Thread for handling communication between radar_control and usrp_driver.

src.radar_control.dsp_comms_thread(radctrl_dsp_iden, dsp_socket_iden, router_addr)

Thread for handling communication between radar_control and rx_signal_processing.

src.radar_control.dw_comms_thread(radctrl_dw_iden, dw_socket_iden, router_addr)

Thread for handling communication between radar_control and data_write.

src.radar_control.main(exp_name, scheduling_mode, embargo, **kwargs)

Run the radar with the experiment supplied by experiment_handler.

Receives an instance of an experiment. Iterates through the Scans, AveragingPeriods, Sequences, and pulses of the experiment.

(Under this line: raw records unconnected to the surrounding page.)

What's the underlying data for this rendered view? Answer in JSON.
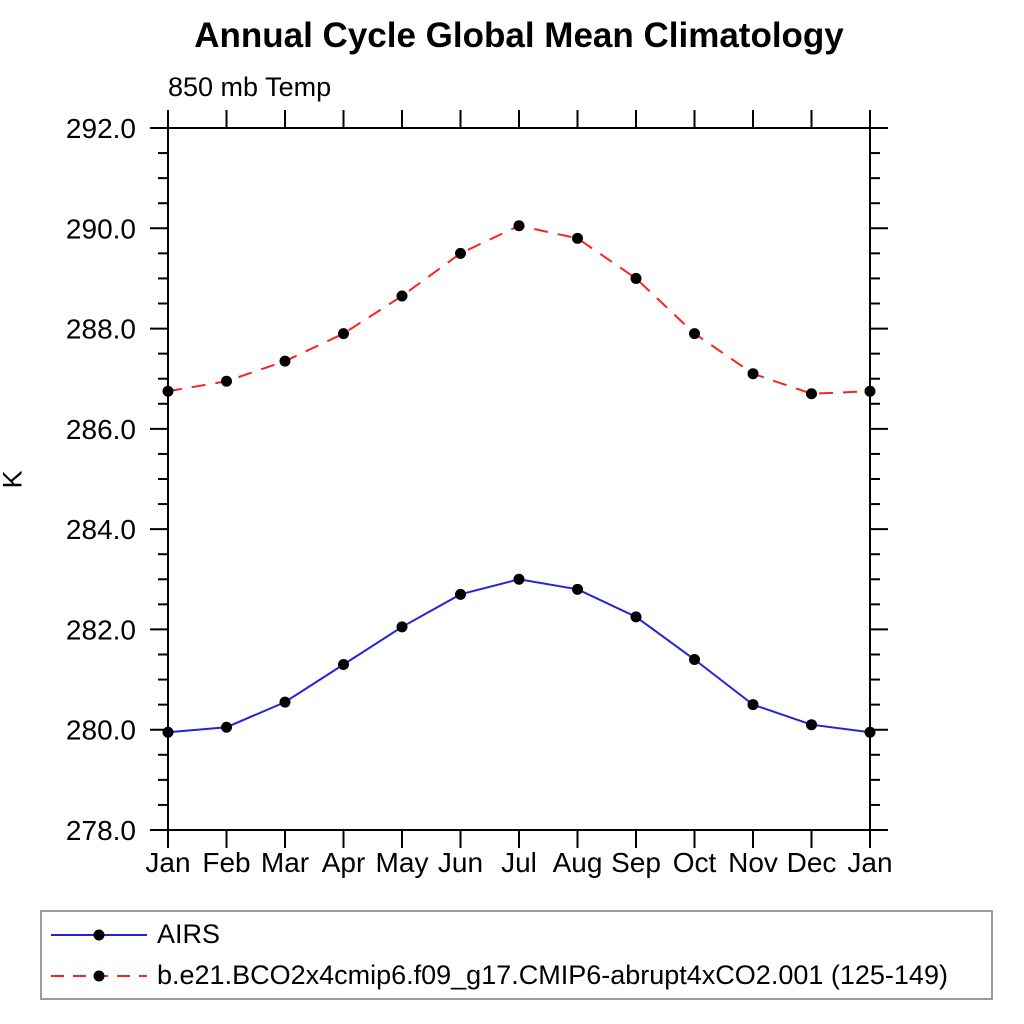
{
  "page": {
    "background": "#ffffff",
    "text_color": "#000000"
  },
  "chart_data": {
    "type": "line",
    "title": "Annual Cycle Global Mean Climatology",
    "subtitle": "850 mb Temp",
    "ylabel": "K",
    "x_categories": [
      "Jan",
      "Feb",
      "Mar",
      "Apr",
      "May",
      "Jun",
      "Jul",
      "Aug",
      "Sep",
      "Oct",
      "Nov",
      "Dec",
      "Jan"
    ],
    "ylim": [
      278.0,
      292.0
    ],
    "ytick_labels": [
      "278.0",
      "280.0",
      "282.0",
      "284.0",
      "286.0",
      "288.0",
      "290.0",
      "292.0"
    ],
    "ytick_major_step": 2.0,
    "ytick_minor_step": 0.5,
    "grid": "off",
    "legend_position": "bottom-left-box",
    "axis_color": "#000000",
    "marker": {
      "shape": "circle",
      "color": "#000000",
      "radius": 5.5
    },
    "series": [
      {
        "name": "AIRS",
        "color": "#2323dd",
        "style": "solid",
        "values": [
          279.95,
          280.05,
          280.55,
          281.3,
          282.05,
          282.7,
          283.0,
          282.8,
          282.25,
          281.4,
          280.5,
          280.1,
          279.95
        ]
      },
      {
        "name": "b.e21.BCO2x4cmip6.f09_g17.CMIP6-abrupt4xCO2.001 (125-149)",
        "color": "#fb2222",
        "style": "dashed",
        "values": [
          286.75,
          286.95,
          287.35,
          287.9,
          288.65,
          289.5,
          290.05,
          289.8,
          289.0,
          287.9,
          287.1,
          286.7,
          286.75
        ]
      }
    ]
  }
}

For every pulse, samples and other control information are sent to the n200_driver.

For every pulse sequence, processing information is sent to the signal processing block.

After every averaging period, the experiment block is given the opportunity to change the experiment (not currently implemented). If a new experiment is sent, radar will halt the old one and begin with the new experiment.

src.radar_control.make_next_samples(radctrl_params)

src.radar_control.round_up_time(dt=None, round_to=60)

Round a datetime object to any time-lapse in seconds

Parameters:

• dt – datetime object, default now.

• round_to – Closest number of seconds to round to, default 1 minute.

Author:

Thierry Husson 2012 - Use it as you want but don’t blame me.

Modified:

K.Kotyk 2019

Will round to the nearest minute mark. Adds one minute if rounded down.

src.radar_control.run_cfs_scan(radctrl_params, sockets, pulse_buffer)

class src.radar_control.CFSParameters

Parameters used to track clear frequency search data, each use of this class should be linked to a unique aveperiod.

Parameters:

• cfs_freq – list of frequencies sampled by CFS

• cfs_mags – power measurements corresponding to cfs_freq, indexed by beam iterator then by slice order in an aveperiod

• cfs_range – lower and upper frequency bound of CFS

• cfs_masks – mask of frequencies in cfs range that cannot be used for tx, indexed by beam_iter, then slice_id

• last_cfs_set_time – epoch time since a CFS scan was last run. Indexed by beam iterator

• beam_frequency – last frequency assigned to a slice on a beam. Indexed first by the beam iterator, then by the slice_id

• set_new_freq – boolean flag indicating if a new freq should be set for the slices on a beam. Indexed by beam iterator

class src.radar_control.RadctrlParameters

Class holding parameters that are passed between processes during the radar operation.